File – Federal Reserve Chair Jerome Powell speaks after a Federal Open Market Committee meeting, June 14, 2023, at the Federal Reserve Board Building in Washington. The Federal Reserve wraps up its two-day policy meeting on Wednesday, July, 26, 2023. (AP Photo/Jacquelyn Martin, File)(AP/Jacquelyn Martin)
After the Fed began aggressively raising borrowing costs early last year, most economists predicted it would send the economy crashing as consumers cut spending and businesses slashed jobs and expansion plans.
Yet even though the Fed is poised to raise its key rate on Wednesday for the 11th time since March 2022, to its highest point in 22 years, no one is panicking. Economists and financial traders have grown more optimistic that what some call “immaculate disinflation” — a steady easing of inflation pressures without an economic downturn — can be achieved. Most economists think this week’s hike in the Fed’s benchmark rate, to about 5.3%, will be the last, though they caution that that rate, which affects many consumer and business loans, will likely stay at a peak until well into 2024.
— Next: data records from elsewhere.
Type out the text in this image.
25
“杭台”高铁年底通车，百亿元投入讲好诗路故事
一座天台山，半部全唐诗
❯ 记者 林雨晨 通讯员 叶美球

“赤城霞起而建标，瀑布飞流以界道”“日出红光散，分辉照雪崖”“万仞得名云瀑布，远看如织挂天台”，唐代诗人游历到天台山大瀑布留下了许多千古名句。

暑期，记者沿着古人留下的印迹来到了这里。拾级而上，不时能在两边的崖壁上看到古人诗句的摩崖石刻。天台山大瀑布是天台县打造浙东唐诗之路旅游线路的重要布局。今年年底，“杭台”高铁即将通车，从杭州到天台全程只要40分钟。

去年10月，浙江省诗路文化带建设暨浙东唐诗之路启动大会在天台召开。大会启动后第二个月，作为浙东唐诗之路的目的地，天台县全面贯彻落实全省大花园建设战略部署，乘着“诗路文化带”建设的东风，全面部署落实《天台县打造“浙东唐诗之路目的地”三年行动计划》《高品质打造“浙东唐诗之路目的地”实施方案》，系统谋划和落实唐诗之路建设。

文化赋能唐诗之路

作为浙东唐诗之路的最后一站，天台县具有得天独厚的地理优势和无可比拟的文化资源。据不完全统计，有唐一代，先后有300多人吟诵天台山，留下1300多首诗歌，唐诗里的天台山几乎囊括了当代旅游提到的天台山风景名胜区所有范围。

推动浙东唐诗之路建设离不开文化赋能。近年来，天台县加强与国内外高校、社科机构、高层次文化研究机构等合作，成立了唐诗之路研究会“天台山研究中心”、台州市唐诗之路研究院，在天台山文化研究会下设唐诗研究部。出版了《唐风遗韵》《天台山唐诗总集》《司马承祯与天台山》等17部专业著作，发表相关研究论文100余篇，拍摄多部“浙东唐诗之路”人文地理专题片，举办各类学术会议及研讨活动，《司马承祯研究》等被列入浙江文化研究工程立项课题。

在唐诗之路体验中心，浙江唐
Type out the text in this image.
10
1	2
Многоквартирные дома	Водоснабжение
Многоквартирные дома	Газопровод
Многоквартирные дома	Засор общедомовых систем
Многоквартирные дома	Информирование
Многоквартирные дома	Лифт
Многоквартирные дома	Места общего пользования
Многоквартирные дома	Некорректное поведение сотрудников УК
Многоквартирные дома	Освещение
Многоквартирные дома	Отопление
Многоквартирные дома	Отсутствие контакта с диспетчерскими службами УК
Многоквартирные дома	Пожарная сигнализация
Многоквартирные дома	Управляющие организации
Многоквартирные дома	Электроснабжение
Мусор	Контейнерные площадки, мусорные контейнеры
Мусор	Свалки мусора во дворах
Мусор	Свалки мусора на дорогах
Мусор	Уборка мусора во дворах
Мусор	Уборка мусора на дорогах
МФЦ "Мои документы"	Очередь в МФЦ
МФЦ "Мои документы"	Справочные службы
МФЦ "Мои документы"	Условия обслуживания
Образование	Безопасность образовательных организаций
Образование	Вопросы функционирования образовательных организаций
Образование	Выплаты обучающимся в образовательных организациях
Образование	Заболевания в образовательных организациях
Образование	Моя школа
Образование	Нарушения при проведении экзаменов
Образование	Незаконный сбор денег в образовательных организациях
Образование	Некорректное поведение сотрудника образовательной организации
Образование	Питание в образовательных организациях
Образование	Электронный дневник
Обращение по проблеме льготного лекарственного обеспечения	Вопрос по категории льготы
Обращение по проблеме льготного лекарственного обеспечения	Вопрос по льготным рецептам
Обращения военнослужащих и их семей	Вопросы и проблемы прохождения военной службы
“I would have been not super-optimistic about a soft landing a few months ago,” said Jeremy Stein, a Harvard University economist who served on the Fed’s Board of Governors from 2012 through 2014. “Now, I think the odds are clearly going up.”
Economists at Goldman Sachs, who have sketched a more optimistic outlook than most others, have downgraded the likelihood of recession to just 20%, from 35% earlier this year.
Even economists at Deutsche Bank, among the first large banks to forecast a recession, have been encouraged by the economy’s direction, though they still expect a downturn later this year.
“We have greater resiliency within the economy than I would have anticipated at this point in time, given the extent of rate increases we’ve gotten,” said Matthew Luzzetti, Deutsche Bank’s chief U.S. economist.
Luzzetti points to durable consumer spending as a key driver of economic growth. Many Americans still have extra savings stemming from the pandemic, when the government distributed several stimulus checks and people saved by spending less on travel, restaurant meals and entertainment.